Slavery in Maine

Bill of lading for slave, 1719

Bill of lading for slave, 1719
Item 7372   info
Maine Historical Society

The document records a "Negro woman" who was being transported to be sold as an enslaved person to William Pepperrell for 50 shillings. The document noted the woman was, "markd with a Y on ye right sholder." Captain John Morris of the ship Sarah created the bill of lading, dated April 1719, from Barbados.

Some sources suggest that this person died shortly after arriving and others Bullard attempted to import from Barbados did not survive the passage, either.

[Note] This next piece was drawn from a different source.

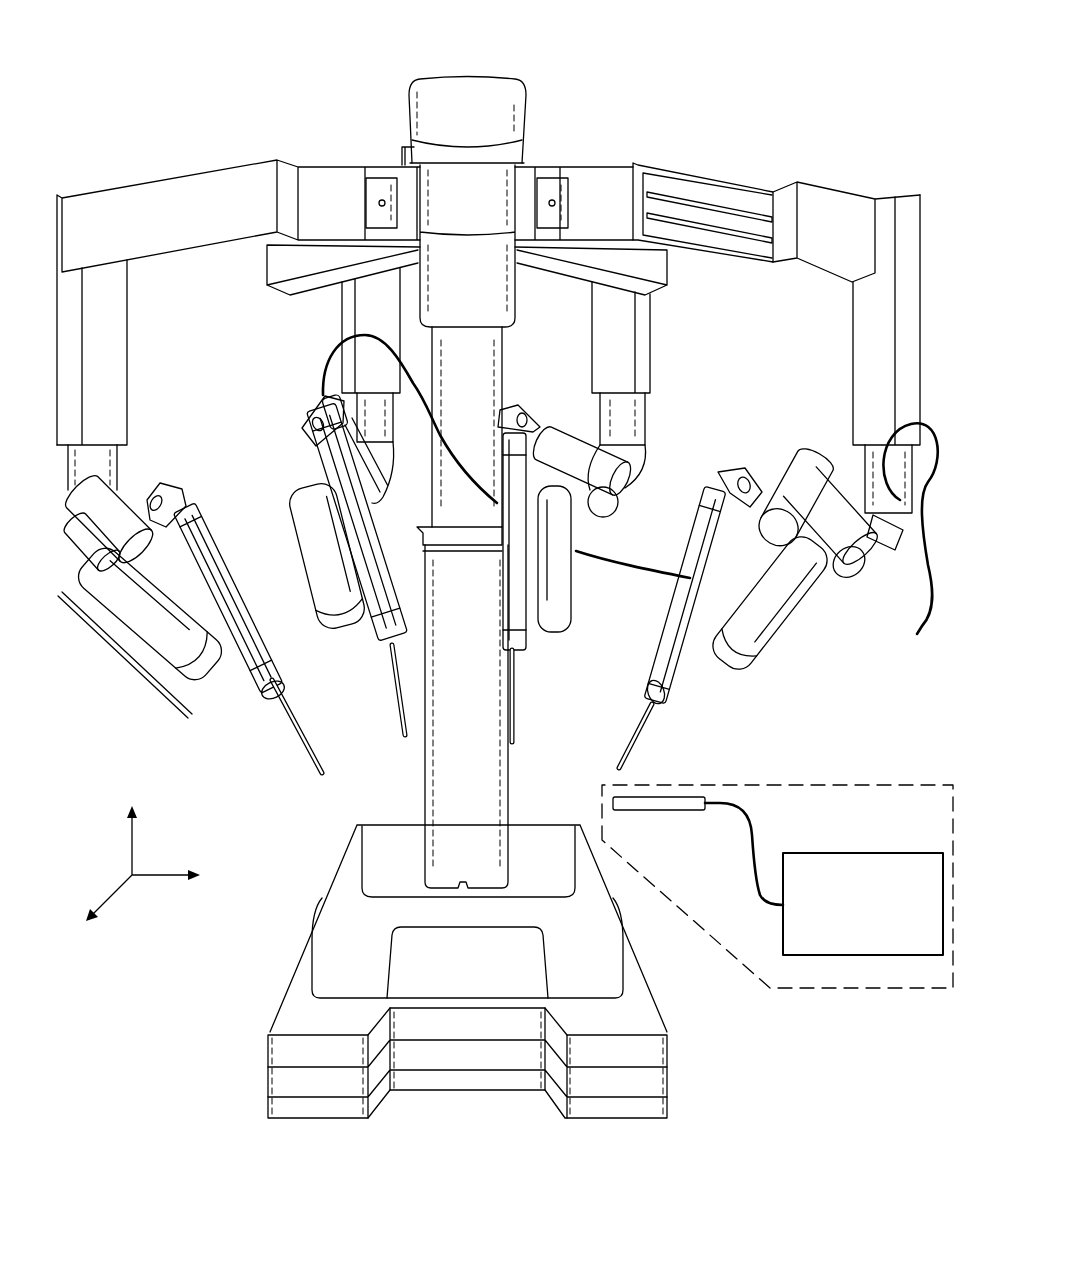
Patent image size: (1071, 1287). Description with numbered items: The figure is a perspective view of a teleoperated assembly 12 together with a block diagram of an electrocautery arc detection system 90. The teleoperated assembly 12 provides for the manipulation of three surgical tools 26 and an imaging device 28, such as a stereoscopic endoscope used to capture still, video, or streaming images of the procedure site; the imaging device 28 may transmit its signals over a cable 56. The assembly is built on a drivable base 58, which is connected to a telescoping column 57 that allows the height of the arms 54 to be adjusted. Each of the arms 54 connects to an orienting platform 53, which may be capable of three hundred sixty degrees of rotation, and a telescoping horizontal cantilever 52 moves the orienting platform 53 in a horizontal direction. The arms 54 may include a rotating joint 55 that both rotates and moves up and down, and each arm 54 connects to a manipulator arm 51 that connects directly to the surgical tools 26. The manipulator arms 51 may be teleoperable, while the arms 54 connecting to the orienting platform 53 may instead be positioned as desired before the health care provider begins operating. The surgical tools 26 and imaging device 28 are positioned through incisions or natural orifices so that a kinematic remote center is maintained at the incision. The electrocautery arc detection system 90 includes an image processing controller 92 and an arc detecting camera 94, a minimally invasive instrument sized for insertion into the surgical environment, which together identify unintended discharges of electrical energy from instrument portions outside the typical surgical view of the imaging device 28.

William Pepperrell (1696–1759) of Kittery was a merchant, military officer, Governor of Massachusetts, and the most prolific slave owner in Maine. He bought and sold slaves throughout his life and left four slaves to his wife in his will. In 1705 William Pepperrell advertised in the Boston News-Letter about a runaway slave,
…named Peter, aged about 20, speaks good English, of pretty brown Complexion, middle Stature, has'on a mixt gray home-spun Coat, white home spun Jacket and Breeches, French fall Shoes, fad coloured Stockings, or a mixt worsted pair, and a Black Hat. Whosoever shall take up said Negro, and bring or convey him safe to his said master, or secure him and send notice of him either to his Master, or to Andrew Belcher Esqr. at Boston, shall be well rewarded for his pains, and all reasonable charges paid besides.